A new paper proposes to decompose the U.S. government bond yield curve by applying a ‘bootstrapping method’ that resamples observed return differences across maturities. The advantage of this method over the classical principal components approach would be greater robustness to misspecification of the underlying factor model. Hence, the method should be suitable for bond return predictions under model uncertainty. Empirical findings based on this method suggest that equity tail risk (options skew) and economic growth surveys are significant predictors of returns of government bonds with shorter maturities.
The below are excerpts from the paper. Emphasis and cursive text have been added.
The post ties in with the SRSV summary on macro trends, particularly the section on “why macroeconomic change matters”.
The case for a new method for analyzing yield curve factors
“The debate in the term structure literature appears largely settled in favor of the first three principal components of yields, commonly referred to as level, slope, and curvature…[However,] characterizing the true factor structure of the term structure of interest rates is much more challenging than it appears. Common indicators of goodness of fit such as explained variation or the interpretability of the factor loadings are less informative than currently appreciated…The strong time series persistence of yields and the natural maturity ordering combine to obfuscate the underlying data generating process…Strikingly, we can fully describe the observed level-slope-curvature factor space in yields by a single parameter: the persistence of the spot rate…a statistical artifact of the ‘mechanical’ feature of the model.”
“The difficulties in characterizing the minimal dimension of the drivers of the term structure of interest rates…may be traced back to two key properties: (1) the strong time-series persistence of yields; (2) the overlapping cross-sectional averaging of forward rates to obtain yields…This…affects the estimation of static principal components, which is the widely employed method for estimating the level, slope and curvature factors from yields…Yields are not good primitives for modelling and extracting the relevant factor space.”
“We propose a new method for resampling the yield curve [‘bootstrapping’] that is agnostic to the true underlying factor structure and the correct specification of the pricing model, and robust to unknown forms of serial correlation, conditional heteroskedasticity, cross-sectional dependence and measurement error.”
N.B: The bootstrap method is a tool for making statistical inferences when standard parametric assumptions are questionable. In particular, bootstrapping resamples a single dataset to create many simulated samples. Just as a sample is drawn from a population, so one can consider a sample as a population and repeatedly draw observations from it. Each bootstrap sample is drawn with replacement and has the same sample size as the original. This process allows calculating standard errors, construct confidence intervals, and perform hypothesis testing. The method has a relatively short history because it requires computer power to simplify the often intricate calculations of traditional statistical theory.
“The bootstrap procedure resamples the [return differences across maturities] that are characterized only by weak cross-sectional dependence and time series persistence. The resampled differenced returns are then used to generate bootstrap samples of the whole yield curve, conditional on an initial forward curve…Since the bootstrap is model-free, as it does not impose a particular model for generating the data, it is also robust to possible model misspecification.”
Predictability of US Treasury returns
“We apply our bootstrap procedure to bond return predictability regressions for U.S. Treasuries…beyond the level and slope of the yield curve.”
“We estimate predictive regression models…where the first set of regressors include the first three principal components of yields…The first two principal components show signs of predictability for bond returns, especially at longer maturities and for longer forecasting horizons…In contrast, at shorter forecasting horizons the evidence for predictability based on the first two principal components is much more limited.”

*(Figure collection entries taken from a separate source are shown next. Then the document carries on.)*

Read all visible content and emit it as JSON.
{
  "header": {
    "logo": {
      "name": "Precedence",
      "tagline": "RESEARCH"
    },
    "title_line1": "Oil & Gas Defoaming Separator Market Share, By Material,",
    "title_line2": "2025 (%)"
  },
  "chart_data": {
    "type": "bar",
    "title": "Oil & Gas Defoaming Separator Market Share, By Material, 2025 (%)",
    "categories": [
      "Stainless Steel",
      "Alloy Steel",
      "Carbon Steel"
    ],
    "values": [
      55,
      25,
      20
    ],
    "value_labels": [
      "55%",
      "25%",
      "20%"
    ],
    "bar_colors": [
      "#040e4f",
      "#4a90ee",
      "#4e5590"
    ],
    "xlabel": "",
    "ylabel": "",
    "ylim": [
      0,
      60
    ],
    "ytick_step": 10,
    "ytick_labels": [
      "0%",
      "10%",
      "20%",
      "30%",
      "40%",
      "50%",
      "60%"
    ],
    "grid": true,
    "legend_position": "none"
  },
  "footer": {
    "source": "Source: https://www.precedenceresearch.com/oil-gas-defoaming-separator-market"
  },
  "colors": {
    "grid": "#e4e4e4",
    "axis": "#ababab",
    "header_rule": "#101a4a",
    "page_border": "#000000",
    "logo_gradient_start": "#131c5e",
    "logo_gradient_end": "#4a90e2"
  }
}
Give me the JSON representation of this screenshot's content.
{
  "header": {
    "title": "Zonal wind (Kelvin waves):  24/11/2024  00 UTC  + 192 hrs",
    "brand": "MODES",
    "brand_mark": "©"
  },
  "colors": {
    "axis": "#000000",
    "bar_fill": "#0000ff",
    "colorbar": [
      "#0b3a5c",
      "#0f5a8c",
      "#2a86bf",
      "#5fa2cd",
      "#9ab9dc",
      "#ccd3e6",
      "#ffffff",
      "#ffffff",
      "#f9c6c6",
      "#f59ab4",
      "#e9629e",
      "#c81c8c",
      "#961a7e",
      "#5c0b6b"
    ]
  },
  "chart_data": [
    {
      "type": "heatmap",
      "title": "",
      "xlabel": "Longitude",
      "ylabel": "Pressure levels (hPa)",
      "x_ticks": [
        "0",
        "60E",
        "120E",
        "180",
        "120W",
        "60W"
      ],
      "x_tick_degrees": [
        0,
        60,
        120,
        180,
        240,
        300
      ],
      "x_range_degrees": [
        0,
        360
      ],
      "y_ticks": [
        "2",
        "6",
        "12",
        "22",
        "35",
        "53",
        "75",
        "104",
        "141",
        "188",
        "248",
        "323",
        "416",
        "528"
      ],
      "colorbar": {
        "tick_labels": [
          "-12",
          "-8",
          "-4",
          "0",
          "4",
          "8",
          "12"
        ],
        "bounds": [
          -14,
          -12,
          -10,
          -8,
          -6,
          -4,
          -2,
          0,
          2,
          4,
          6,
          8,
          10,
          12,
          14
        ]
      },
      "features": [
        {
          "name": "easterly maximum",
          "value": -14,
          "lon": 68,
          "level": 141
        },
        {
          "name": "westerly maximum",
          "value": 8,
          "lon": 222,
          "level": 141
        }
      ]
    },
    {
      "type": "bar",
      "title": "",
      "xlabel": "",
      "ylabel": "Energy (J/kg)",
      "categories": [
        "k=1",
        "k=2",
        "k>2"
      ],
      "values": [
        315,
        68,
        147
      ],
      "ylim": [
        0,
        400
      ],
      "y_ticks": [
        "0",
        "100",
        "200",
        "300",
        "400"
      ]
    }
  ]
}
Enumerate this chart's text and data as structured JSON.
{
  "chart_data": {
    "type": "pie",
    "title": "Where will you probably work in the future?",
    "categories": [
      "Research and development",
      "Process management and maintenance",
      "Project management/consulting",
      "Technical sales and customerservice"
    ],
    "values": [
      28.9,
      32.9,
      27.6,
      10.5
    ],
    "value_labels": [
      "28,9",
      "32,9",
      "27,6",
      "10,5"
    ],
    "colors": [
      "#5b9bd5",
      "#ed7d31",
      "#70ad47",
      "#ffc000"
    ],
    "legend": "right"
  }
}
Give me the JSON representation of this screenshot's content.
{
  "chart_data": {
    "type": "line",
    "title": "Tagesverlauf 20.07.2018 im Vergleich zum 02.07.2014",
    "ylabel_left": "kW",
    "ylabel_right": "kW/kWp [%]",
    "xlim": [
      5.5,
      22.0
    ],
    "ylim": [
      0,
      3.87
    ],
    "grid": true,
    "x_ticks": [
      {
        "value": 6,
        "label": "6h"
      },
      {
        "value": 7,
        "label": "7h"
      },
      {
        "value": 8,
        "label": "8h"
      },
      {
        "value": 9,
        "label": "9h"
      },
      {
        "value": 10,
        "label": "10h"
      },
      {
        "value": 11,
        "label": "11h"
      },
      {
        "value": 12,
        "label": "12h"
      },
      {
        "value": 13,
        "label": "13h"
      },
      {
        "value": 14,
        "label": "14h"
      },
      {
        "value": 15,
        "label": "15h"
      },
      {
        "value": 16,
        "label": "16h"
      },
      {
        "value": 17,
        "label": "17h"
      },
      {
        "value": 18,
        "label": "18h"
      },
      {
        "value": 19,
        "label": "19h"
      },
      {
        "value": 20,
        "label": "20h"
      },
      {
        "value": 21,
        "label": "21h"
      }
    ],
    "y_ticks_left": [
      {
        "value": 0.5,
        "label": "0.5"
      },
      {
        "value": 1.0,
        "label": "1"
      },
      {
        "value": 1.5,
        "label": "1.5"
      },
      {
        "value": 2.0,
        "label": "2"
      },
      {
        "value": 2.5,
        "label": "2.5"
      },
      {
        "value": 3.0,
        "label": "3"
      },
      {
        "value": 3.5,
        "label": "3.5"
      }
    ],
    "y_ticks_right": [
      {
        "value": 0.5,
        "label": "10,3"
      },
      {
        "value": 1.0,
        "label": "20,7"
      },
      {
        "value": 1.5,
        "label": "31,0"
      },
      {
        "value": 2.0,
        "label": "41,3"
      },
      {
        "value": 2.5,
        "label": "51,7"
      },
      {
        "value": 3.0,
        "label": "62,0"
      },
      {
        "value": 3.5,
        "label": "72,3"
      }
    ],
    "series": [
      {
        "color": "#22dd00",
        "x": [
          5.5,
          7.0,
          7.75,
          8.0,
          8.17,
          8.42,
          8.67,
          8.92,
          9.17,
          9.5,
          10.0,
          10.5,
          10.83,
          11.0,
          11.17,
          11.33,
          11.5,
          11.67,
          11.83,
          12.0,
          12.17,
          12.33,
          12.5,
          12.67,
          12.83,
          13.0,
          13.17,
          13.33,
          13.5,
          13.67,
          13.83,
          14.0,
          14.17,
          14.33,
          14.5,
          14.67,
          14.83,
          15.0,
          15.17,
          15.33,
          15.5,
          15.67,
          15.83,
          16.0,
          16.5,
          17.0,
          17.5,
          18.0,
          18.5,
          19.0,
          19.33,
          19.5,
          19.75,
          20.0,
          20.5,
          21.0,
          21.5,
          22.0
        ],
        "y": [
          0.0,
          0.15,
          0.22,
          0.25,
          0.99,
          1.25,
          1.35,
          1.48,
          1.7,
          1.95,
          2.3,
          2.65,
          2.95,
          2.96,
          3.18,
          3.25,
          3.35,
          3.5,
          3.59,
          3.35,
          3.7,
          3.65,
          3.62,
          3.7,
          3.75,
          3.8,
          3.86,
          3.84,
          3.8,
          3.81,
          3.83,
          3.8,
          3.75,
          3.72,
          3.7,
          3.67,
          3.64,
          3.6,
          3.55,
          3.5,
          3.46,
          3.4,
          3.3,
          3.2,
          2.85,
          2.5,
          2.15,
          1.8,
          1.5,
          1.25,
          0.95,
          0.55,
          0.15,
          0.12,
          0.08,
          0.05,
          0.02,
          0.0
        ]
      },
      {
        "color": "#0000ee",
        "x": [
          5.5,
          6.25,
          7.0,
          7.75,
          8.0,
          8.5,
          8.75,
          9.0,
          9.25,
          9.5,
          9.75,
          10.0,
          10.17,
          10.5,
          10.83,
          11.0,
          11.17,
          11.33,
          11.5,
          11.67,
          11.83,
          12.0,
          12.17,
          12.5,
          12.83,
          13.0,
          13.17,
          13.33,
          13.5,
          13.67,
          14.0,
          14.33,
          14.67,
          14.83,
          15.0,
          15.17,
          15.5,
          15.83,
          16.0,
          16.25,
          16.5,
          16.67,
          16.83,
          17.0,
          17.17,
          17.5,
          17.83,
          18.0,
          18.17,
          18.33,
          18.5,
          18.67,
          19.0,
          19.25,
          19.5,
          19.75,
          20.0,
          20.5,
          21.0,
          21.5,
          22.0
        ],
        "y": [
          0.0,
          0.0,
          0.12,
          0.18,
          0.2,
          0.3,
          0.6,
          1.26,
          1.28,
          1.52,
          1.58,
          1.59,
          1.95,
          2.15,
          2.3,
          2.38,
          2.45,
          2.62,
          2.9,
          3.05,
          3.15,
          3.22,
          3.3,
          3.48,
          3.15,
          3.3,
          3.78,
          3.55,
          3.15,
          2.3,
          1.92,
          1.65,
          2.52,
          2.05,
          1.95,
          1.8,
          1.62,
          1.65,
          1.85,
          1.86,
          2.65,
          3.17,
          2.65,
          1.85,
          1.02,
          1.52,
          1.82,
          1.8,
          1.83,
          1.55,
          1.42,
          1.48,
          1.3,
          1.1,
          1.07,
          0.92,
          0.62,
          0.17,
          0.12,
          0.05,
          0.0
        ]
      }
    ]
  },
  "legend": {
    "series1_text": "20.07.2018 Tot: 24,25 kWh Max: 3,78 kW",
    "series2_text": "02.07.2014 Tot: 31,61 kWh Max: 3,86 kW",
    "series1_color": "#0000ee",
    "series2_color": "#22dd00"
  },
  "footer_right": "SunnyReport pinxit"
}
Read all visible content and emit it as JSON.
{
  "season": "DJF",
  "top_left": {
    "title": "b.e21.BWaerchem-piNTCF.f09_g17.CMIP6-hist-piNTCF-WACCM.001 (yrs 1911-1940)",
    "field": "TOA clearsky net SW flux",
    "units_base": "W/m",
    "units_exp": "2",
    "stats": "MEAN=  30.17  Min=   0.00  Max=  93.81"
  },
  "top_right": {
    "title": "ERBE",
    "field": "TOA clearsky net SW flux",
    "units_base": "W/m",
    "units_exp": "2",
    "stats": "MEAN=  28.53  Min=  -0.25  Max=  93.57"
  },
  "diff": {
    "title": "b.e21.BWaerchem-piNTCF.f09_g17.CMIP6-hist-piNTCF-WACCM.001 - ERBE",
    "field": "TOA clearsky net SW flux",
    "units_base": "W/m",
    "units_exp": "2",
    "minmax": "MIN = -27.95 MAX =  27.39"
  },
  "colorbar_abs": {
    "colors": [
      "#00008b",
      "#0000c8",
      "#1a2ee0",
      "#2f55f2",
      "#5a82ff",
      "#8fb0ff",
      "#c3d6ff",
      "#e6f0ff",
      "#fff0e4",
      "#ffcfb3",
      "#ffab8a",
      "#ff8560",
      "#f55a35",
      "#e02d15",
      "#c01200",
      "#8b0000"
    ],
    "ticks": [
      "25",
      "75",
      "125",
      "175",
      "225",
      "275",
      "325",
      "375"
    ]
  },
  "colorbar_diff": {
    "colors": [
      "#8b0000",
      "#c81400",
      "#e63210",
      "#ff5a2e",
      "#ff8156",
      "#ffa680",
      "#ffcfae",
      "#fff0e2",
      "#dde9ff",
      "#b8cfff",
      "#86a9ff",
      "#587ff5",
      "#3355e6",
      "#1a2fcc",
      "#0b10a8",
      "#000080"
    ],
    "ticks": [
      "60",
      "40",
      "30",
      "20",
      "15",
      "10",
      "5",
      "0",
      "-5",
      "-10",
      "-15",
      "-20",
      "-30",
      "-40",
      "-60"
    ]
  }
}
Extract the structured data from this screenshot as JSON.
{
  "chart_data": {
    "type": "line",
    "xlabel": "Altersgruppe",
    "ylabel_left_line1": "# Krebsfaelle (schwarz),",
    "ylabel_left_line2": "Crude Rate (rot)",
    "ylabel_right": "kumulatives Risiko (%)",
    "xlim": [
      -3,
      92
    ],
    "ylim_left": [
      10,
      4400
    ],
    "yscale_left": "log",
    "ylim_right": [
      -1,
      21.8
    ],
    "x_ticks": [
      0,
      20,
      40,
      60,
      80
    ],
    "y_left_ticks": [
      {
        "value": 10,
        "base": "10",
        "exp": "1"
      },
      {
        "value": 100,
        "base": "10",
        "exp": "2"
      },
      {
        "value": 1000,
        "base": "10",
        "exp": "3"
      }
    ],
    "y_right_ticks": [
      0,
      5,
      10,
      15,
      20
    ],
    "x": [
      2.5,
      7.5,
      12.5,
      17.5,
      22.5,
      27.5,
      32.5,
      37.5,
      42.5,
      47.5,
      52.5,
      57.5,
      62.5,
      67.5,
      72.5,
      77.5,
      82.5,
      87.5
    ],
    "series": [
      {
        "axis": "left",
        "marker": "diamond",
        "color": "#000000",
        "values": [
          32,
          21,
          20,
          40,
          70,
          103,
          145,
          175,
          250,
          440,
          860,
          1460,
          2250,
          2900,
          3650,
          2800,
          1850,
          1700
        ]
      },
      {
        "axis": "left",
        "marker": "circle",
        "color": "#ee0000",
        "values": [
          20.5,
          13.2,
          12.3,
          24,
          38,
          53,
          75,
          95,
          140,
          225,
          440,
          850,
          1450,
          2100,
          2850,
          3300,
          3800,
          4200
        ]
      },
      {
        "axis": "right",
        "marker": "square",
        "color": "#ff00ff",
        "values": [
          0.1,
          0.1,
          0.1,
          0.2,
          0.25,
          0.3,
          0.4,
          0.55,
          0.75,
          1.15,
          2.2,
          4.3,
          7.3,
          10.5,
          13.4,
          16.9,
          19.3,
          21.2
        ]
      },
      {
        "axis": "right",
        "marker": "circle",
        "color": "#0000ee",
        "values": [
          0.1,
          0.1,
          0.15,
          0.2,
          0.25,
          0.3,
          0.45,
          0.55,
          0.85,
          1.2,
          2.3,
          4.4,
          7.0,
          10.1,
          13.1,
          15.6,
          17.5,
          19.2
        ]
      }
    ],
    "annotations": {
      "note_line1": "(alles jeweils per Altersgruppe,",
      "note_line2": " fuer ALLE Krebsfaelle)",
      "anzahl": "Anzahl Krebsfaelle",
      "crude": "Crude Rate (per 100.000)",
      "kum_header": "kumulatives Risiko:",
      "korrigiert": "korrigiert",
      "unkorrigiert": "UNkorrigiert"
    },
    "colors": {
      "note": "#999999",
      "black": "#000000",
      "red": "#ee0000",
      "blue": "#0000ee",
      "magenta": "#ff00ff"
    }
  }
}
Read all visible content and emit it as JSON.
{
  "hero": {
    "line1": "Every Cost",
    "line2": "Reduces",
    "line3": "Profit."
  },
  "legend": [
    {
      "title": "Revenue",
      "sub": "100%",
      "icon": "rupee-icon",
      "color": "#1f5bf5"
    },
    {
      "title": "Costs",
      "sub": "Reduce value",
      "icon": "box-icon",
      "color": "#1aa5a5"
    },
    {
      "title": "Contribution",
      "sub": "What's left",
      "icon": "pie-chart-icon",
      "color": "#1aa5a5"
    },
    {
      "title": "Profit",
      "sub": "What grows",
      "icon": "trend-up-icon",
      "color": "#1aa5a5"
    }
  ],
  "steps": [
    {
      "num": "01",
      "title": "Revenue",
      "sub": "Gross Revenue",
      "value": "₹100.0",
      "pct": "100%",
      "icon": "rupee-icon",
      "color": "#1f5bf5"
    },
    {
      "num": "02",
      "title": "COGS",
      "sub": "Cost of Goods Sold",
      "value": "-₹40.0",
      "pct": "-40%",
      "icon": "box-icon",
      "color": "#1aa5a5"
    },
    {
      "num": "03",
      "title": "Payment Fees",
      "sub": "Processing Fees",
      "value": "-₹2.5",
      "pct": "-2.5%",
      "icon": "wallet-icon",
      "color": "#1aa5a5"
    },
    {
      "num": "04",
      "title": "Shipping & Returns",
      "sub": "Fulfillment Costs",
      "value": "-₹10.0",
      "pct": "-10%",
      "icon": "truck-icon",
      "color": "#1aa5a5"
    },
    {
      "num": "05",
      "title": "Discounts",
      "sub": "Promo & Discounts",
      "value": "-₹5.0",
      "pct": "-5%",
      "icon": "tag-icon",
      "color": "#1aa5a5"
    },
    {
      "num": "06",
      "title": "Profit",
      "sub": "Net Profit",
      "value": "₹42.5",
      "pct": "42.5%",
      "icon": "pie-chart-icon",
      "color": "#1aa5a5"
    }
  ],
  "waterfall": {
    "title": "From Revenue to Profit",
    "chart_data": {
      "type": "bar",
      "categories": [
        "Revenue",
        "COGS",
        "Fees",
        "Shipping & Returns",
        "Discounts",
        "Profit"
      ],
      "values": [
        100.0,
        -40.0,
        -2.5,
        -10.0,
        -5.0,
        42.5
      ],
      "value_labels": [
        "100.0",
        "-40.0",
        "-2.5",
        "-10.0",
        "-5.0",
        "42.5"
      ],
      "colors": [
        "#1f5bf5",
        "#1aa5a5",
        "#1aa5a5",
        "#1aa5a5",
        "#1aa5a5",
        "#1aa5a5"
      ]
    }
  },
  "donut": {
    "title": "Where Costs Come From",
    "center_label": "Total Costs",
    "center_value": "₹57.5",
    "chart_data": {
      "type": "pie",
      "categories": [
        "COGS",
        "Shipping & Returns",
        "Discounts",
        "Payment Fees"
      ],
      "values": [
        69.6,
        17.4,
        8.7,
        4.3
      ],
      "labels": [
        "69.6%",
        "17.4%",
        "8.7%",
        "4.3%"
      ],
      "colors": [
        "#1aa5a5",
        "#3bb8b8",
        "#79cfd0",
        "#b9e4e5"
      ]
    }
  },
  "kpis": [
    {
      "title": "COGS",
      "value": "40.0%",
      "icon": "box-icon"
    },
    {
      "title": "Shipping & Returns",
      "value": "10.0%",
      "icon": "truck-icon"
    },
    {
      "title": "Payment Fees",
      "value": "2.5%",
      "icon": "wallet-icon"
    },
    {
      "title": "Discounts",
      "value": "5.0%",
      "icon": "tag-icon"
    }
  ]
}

“Simple measure of tail risk, the CBOE skew index significantly forecasts future bond returns even after controlling for the current level of interest rates along with the slope and curvature of the current yield curve…For shorter maturities up to around four years, there is strong evidence of bond return predictability based on the skew index. At very short horizons, especially, [significance is very high]. In contrast, at longer horizons, the evidence of predictability dissipates…This is…consistent with a flight-to-safety interpretation: when tail risk rises, contemporaneous bond returns rise and expected returns fall…Prior to the financial crisis the statistical evidence for bond return predictability based on the skew index was stronger than for the full sample.”
N.B.: The CBOE skew index is derived from the price of S&P 500 tail risk. Similar to VIX, the price of S&P 500 tail risk is calculated from the prices of S&P 500 out-of-the-money options.
“Macroeconomic variables, here proxied by nowcasts based on survey data, have predictive power for future bond returns. For our predictors we use survey forecasts of the current quarter for the real short rate and real GDP growth from the Blue Chip Financial Forecasts (BCFF) survey…[in particular] the real short rate forecast and real GDP growth forecast…It is important to emphasize that these data are ‘real-time’ by construction…We observe that both additional predictors show signs of significant predictability for shorter-maturity Treasury returns. The evidence is stronger for the nowcast of real GDP growth especially at longer horizons [of] 3 and 4 quarters, out to about the 5 year maturity. As has found in previous studies, we observe a negative coefficient on the measure of real activity.”